The January-March 2011 premiums marked the lowest in six quarters and a fourth straight quarterly drop, reflecting an uncertain outlook for Japanese domestic demand for aluminium, used in products ranging from computers to planes.
"Most of our deals were agreed at $112-$113, although we had hoped for a much lower level," said one end-user.
Some deals had already been agreed at $112 to $113 per tonne last week between Japanese buyers such as trading houses and aluminium mills and suppliers, including mining giants such as BHP Billiton and Alcoa Inc .
Japanese traders had expected premiums to fall below $110 due to the uncertain outlook for domestic demand.
"We have premiums at $112-$113 mostly, although the level was not satisfactory for us, as we think premiums below $100 reflect the real state of Japanese demand," another end-user said.
At the same time, there was also caution producers may not accept a big cut in premiums on the Japanese factor alone, citing inventories at London Metal Exchange warehouses tied up by financial deals and slowing flows of supply into the market, and also keeping premiums in Europe and the United States high.

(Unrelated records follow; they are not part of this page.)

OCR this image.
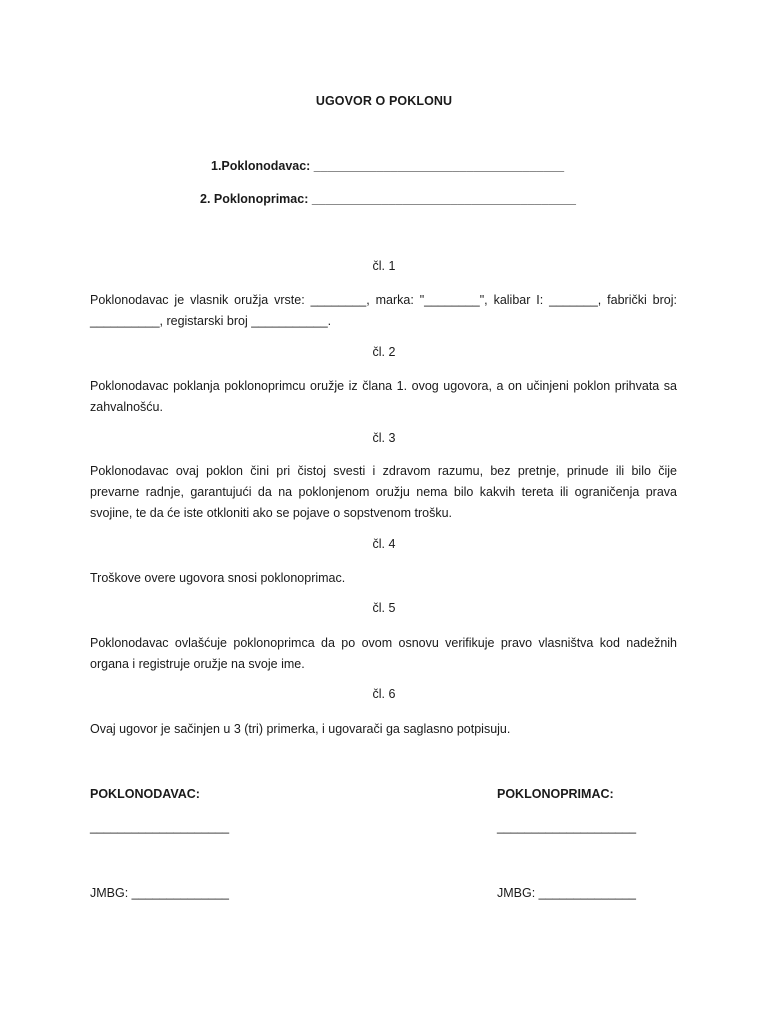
UGOVOR O POKLONU
1.Poklonodavac: ____________________________________
2. Poklonoprimac: ______________________________________
čl. 1
Poklonodavac je vlasnik oružja vrste: ________, marka: "________", kalibar I: _______, fabrički broj:
__________, registarski broj ___________.
čl. 2
Poklonodavac poklanja poklonoprimcu oružje iz člana 1. ovog ugovora, a on učinjeni poklon prihvata sa
zahvalnošću.
čl. 3
Poklonodavac ovaj poklon čini pri čistoj svesti i zdravom razumu, bez pretnje, prinude ili bilo čije
prevarne radnje, garantujući da na poklonjenom oružju nema bilo kakvih tereta ili ograničenja prava
svojine, te da će iste otkloniti ako se pojave o sopstvenom trošku.
čl. 4
Troškove overe ugovora snosi poklonoprimac.
čl. 5
Poklonodavac ovlašćuje poklonoprimca da po ovom osnovu verifikuje pravo vlasništva kod nadežnih
organa i registruje oružje na svoje ime.
čl. 6
Ovaj ugovor je sačinjen u 3 (tri) primerka, i ugovarači ga saglasno potpisuju.
POKLONODAVAC:
____________________
JMBG: ______________
POKLONOPRIMAC:
____________________
JMBG: ______________
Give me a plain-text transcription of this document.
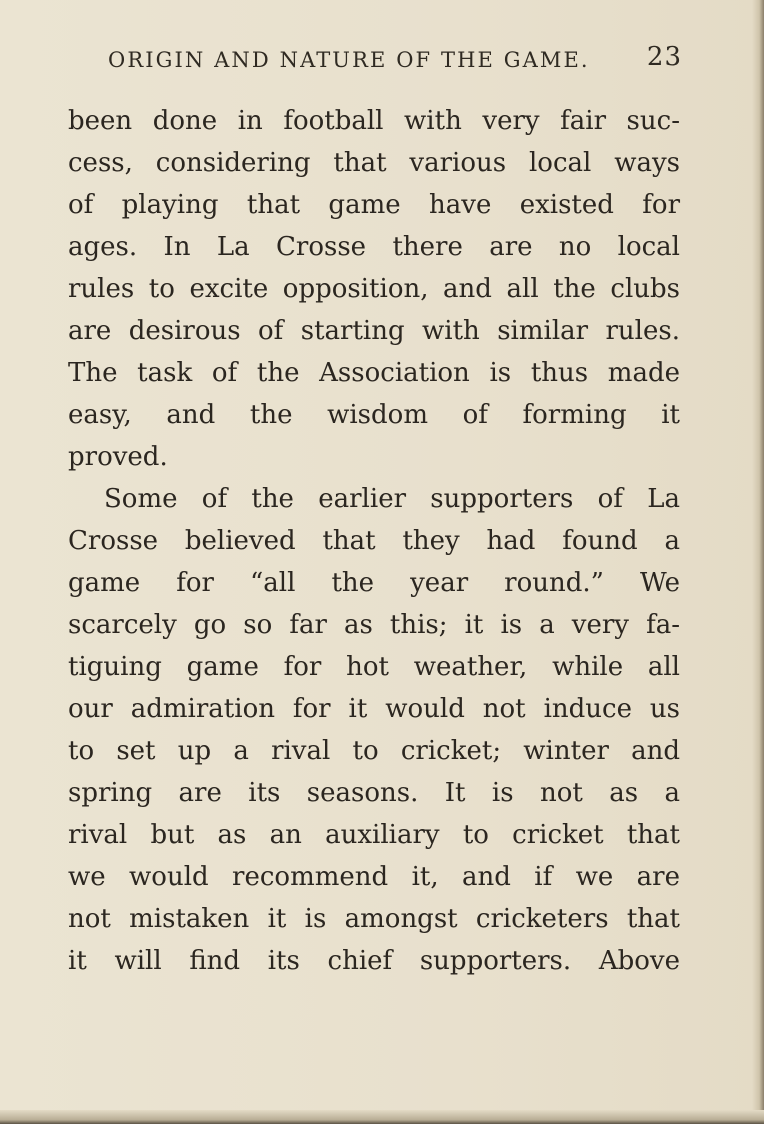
ORIGIN AND NATURE OF THE GAME. 23
been done in football with very fair suc-
cess, considering that various local ways
of playing that game have existed for
ages. In La Crosse there are no local
rules to excite opposition, and all the clubs
are desirous of starting with similar rules.
The task of the Association is thus made
easy, and the wisdom of forming it
proved.
Some of the earlier supporters of La
Crosse believed that they had found a
game for “all the year round.” We
scarcely go so far as this; it is a very fa-
tiguing game for hot weather, while all
our admiration for it would not induce us
to set up a rival to cricket; winter and
spring are its seasons. It is not as a
rival but as an auxiliary to cricket that
we would recommend it, and if we are
not mistaken it is amongst cricketers that
it will find its chief supporters. Above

An estimated two to three million tonnes of aluminium are held in unregistered inventories worldwide, the Chief Executive supply in the face of surging global demand, a top Alcoa official told the Financial Times in November.
Rio Tinto , the world's biggest aluminium producer, on Nov. 29 warned large inventories of aluminium amassed during the global financial crisis were weighing on the outlook for the commodity over the next few years.
Some Japanese traders said while domestic demand for aluminium was weak, as car production fell after the government in September ended subsidies for purchases of environmentally friendly cars, it was not as bad as they had expected.
"We have settled at $112.5 mostly, which is within our expectations," said a trader. "High European and U.S. premiums prevented suppliers from making a huge exception for Japanese buyers, but they also needed to consider how much Japanese buy. And domestic demand has not been as bad as thought to justify a much bigger decline in premiums," he said.
Japan, which must buy virtually all the metal it needs, imports about 2 million tonnes of primary aluminium every year.
An official at the Japan Aluminium Association said while use of the metal for auto industry has dropped, steady use for beverages cans and construction have helped offset that drop.
"But data for November may start to show a clearer picture of weakening demand," the official said.
Japanese shipments of aluminium products rose in October for an 11th straight month of year-on-year gains.
Term premiums for primary aluminium shipments to Japan have fallen about 13 percent through 2010, after hitting historic highs of $128-$130 in January-March.
The premiums are over the London Metal Exchange cash price, and include insurance and freight costs.